Шум и гам в этом логове жутком,
Но всю ночь напролет, до зари,
Я читаю стихи проституткам
И с бандитами жарю спирт.
Евгений Иванович читал профессионально, как актер, но тихо, чтобы не привлекать внимания веселых соотечественников, освежающихся шампанским.
В конце каждой строки он взмахивал бокалом, словно ставя точку.
— Когда-нибудь я напишу книгу о той прекрасной поре, — сказал он.
Евгений Иванович умер через два года, так и не написав свою книгу. Сердце московского репортера не выдержало.

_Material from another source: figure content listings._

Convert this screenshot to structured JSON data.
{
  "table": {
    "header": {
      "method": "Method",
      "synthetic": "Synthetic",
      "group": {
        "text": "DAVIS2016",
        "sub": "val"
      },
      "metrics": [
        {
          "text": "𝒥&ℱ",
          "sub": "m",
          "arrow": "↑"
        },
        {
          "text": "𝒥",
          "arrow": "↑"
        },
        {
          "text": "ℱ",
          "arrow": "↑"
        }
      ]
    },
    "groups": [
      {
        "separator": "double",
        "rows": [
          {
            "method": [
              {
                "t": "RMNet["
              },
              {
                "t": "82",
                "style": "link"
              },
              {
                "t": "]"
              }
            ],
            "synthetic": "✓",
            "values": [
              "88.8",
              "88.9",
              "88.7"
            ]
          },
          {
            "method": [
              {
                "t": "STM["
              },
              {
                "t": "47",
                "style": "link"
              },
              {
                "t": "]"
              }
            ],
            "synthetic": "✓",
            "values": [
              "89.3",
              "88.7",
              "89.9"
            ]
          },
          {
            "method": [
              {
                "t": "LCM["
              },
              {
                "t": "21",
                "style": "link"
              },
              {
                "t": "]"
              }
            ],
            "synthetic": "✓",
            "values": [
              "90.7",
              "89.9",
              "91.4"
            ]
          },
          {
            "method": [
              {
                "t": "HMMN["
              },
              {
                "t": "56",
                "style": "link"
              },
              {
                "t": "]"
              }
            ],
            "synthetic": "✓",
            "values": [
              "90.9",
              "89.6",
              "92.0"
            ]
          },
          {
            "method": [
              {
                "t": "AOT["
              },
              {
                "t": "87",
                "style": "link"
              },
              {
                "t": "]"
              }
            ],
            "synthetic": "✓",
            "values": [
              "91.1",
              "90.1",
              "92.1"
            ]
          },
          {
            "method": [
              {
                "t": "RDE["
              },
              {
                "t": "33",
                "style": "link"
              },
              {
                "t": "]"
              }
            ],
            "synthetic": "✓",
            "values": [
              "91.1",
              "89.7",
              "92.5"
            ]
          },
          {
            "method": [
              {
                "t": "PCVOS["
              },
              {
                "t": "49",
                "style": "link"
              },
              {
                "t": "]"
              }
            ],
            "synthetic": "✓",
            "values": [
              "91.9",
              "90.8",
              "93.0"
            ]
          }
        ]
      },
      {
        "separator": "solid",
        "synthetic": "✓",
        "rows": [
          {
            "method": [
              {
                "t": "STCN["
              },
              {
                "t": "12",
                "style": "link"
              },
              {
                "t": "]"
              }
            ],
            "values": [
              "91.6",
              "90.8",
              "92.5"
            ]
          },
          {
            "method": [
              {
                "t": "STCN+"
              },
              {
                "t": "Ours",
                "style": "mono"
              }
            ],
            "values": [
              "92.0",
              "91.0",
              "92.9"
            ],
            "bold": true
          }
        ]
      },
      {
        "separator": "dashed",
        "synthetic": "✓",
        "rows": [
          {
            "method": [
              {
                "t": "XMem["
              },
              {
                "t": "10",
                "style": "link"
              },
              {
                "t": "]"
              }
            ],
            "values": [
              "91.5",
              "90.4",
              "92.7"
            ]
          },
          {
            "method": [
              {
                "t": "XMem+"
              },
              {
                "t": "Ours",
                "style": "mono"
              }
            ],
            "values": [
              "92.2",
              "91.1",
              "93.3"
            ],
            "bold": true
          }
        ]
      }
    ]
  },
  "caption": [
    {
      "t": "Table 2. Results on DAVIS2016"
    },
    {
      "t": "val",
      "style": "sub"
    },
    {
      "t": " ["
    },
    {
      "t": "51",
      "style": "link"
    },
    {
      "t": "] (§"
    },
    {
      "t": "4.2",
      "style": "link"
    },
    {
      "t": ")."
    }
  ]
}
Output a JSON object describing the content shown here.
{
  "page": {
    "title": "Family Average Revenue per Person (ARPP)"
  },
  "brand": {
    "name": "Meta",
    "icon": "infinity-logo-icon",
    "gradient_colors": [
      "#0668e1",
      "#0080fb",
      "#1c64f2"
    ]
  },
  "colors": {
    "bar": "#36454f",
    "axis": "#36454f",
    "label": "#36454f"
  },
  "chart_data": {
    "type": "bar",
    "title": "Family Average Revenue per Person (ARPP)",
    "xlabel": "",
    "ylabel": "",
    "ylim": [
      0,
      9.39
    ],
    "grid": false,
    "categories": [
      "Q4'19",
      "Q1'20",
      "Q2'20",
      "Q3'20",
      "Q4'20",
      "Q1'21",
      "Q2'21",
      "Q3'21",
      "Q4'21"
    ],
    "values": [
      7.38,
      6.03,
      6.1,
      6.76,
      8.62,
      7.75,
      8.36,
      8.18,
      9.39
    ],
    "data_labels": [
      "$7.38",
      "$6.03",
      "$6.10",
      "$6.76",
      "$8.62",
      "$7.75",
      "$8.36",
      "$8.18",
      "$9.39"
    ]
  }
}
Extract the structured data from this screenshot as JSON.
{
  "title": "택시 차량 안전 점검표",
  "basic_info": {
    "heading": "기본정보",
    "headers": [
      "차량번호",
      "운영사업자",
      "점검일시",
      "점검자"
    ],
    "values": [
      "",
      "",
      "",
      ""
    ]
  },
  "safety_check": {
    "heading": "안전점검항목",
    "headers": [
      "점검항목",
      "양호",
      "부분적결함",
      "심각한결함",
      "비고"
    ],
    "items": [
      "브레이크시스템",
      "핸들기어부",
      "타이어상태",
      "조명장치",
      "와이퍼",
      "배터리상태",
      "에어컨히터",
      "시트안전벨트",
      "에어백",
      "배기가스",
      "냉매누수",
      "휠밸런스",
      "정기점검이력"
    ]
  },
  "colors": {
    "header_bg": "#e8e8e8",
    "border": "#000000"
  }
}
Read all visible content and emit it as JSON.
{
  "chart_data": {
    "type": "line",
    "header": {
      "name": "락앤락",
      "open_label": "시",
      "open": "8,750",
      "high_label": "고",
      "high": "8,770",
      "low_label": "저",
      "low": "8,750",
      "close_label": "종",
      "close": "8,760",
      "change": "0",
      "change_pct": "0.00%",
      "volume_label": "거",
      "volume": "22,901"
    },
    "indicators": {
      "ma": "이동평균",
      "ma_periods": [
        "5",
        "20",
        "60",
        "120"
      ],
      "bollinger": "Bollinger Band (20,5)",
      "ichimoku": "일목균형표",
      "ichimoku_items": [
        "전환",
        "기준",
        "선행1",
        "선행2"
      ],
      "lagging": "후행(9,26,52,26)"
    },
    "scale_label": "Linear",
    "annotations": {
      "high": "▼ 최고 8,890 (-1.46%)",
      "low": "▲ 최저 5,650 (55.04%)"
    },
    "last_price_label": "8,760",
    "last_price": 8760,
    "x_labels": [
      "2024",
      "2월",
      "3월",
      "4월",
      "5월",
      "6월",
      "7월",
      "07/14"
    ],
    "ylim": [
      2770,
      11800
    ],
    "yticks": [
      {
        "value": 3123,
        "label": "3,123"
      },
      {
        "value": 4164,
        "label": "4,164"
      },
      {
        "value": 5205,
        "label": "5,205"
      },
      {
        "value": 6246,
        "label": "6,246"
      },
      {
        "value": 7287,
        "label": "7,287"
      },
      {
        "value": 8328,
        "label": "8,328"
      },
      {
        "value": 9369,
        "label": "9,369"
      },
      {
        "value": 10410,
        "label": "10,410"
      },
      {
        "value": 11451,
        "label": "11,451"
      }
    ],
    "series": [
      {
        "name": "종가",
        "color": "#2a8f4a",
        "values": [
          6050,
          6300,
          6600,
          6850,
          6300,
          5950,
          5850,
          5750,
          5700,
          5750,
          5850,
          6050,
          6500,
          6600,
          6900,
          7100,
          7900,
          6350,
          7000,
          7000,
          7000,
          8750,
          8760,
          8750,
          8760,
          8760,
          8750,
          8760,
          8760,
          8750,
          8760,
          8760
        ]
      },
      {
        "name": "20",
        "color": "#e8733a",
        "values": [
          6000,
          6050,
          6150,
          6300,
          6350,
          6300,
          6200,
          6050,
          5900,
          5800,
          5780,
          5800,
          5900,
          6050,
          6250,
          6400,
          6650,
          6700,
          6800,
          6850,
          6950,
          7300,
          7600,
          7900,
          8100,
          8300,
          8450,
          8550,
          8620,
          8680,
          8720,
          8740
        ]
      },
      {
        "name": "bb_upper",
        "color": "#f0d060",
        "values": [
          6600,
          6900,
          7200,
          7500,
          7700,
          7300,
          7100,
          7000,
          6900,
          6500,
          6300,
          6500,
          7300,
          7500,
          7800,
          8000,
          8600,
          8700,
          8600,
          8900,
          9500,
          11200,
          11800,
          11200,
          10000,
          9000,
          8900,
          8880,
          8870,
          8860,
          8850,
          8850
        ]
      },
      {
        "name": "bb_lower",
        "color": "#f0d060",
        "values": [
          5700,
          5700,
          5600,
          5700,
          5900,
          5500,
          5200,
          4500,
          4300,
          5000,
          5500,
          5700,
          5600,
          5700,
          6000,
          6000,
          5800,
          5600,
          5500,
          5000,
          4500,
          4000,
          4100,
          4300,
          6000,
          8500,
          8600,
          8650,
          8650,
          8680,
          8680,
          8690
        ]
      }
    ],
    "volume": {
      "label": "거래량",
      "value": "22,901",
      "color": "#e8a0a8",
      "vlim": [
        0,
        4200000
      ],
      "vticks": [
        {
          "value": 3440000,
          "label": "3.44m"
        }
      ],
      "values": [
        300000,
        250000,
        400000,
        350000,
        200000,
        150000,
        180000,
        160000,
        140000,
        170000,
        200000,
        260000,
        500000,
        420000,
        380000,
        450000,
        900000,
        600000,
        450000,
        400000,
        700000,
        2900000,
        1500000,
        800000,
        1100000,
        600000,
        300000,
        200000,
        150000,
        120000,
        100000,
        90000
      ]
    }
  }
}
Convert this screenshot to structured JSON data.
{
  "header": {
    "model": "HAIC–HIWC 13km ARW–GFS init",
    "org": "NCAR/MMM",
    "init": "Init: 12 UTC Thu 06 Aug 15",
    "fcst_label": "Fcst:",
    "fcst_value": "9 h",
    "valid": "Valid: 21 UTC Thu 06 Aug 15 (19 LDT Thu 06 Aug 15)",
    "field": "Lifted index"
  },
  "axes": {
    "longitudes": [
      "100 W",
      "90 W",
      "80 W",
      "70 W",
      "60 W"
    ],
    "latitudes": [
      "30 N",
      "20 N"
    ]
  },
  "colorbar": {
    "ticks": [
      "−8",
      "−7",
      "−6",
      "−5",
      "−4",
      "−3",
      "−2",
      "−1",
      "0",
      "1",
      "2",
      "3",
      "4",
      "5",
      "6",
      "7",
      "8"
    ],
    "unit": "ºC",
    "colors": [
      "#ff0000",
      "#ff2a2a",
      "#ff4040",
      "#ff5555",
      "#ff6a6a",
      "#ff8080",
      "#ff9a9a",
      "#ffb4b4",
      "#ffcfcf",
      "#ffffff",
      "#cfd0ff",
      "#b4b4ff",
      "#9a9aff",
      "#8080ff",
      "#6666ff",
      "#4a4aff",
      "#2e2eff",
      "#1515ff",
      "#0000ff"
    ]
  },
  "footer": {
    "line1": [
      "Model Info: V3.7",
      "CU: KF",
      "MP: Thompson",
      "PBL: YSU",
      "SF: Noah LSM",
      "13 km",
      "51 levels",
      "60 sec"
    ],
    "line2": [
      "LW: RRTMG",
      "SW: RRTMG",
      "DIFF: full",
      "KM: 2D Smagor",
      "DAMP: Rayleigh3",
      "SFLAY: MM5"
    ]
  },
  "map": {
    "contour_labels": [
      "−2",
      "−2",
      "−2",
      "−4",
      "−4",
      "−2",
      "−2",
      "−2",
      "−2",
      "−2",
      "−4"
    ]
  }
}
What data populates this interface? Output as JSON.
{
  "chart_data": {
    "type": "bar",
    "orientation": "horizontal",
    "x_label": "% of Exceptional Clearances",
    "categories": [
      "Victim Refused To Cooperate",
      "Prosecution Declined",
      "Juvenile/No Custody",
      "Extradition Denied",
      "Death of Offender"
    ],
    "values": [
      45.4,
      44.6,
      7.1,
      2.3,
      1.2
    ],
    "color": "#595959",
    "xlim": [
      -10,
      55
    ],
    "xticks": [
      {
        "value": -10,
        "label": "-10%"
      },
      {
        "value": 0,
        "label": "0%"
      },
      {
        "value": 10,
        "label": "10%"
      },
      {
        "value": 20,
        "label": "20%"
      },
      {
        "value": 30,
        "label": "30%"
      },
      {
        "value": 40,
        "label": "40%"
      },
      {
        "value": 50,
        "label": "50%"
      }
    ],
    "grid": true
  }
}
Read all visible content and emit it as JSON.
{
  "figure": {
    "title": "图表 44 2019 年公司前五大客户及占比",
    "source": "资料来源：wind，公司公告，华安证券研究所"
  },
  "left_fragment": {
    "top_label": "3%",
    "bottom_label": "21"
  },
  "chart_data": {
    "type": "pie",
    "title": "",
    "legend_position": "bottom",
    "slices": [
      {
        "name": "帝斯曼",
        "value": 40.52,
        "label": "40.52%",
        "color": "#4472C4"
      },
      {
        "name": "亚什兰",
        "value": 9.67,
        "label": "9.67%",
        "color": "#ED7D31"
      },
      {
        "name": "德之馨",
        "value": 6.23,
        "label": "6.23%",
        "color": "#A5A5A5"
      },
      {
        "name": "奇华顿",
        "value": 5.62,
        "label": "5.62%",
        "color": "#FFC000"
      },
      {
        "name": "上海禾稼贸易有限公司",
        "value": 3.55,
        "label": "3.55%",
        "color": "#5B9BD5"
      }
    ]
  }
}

Он писал в газету о революции, Гражданской войне, НЭПе, размахе пятилеток. В сорок первом ушел на фронт и от Москвы до Берлина прошел корреспондентом дивизионной газеты.
В пятьдесят втором получил десятку, вернулся в пятьдесят пятом и снова писал репортажи. Ушел из газеты, унеся свое главное богатство — память.
А с кафе «Домино» мне пришлось столкнуться, изучая материалы Уголовной секции МЧК, возглавляемой талантливым оперативником Федором Мартыновым. В те годы именно его служба занималась борьбой с бандитизмом в Москве.
* * *
Итак, Москва, Тверская, 18, кафе «Домино». Гражданская война. Разруха. Трудности с продовольствием, теплом, электричеством.
Вечерами в кафе негде было сесть. Вся богемная Москва тех лет прибегала сюда на огонек.
Странный, хининно-горький напиток, именуемый кофе, из брусничного листа чай, серого цвета эклеры на сахарине, как лакомство — котлеты из конины и для избранных — ханжа, водка-сырец.
Но не это главным было здесь. Люди приходили в кафе послушать стихи, поспорить. Страна находилась на изломе. Какой она будет? Что ждет всех? Об этом дискутировали поэты и артисты.
Иногда мирные диспуты переходили в кровавые драки, но все обычно кончалось миром.
В «Домино» выступал Маяковский, молодые актеры Художественного театра читали монологи, прелестные актрисы московской драмы пели романсы.
Любили заглянуть сюда и московские налетчики. Элегантные, уверенные в себе молодые люди.
По данным МЧК, каждая вторая дама в кафе была проститутка. Но не панельная, отлавливающая клиентов на Тверской, а дама с собственной квартирой.
Все это смешанное общество прекрасно уживалось между собой и становилось единым организмом завсегдатаев.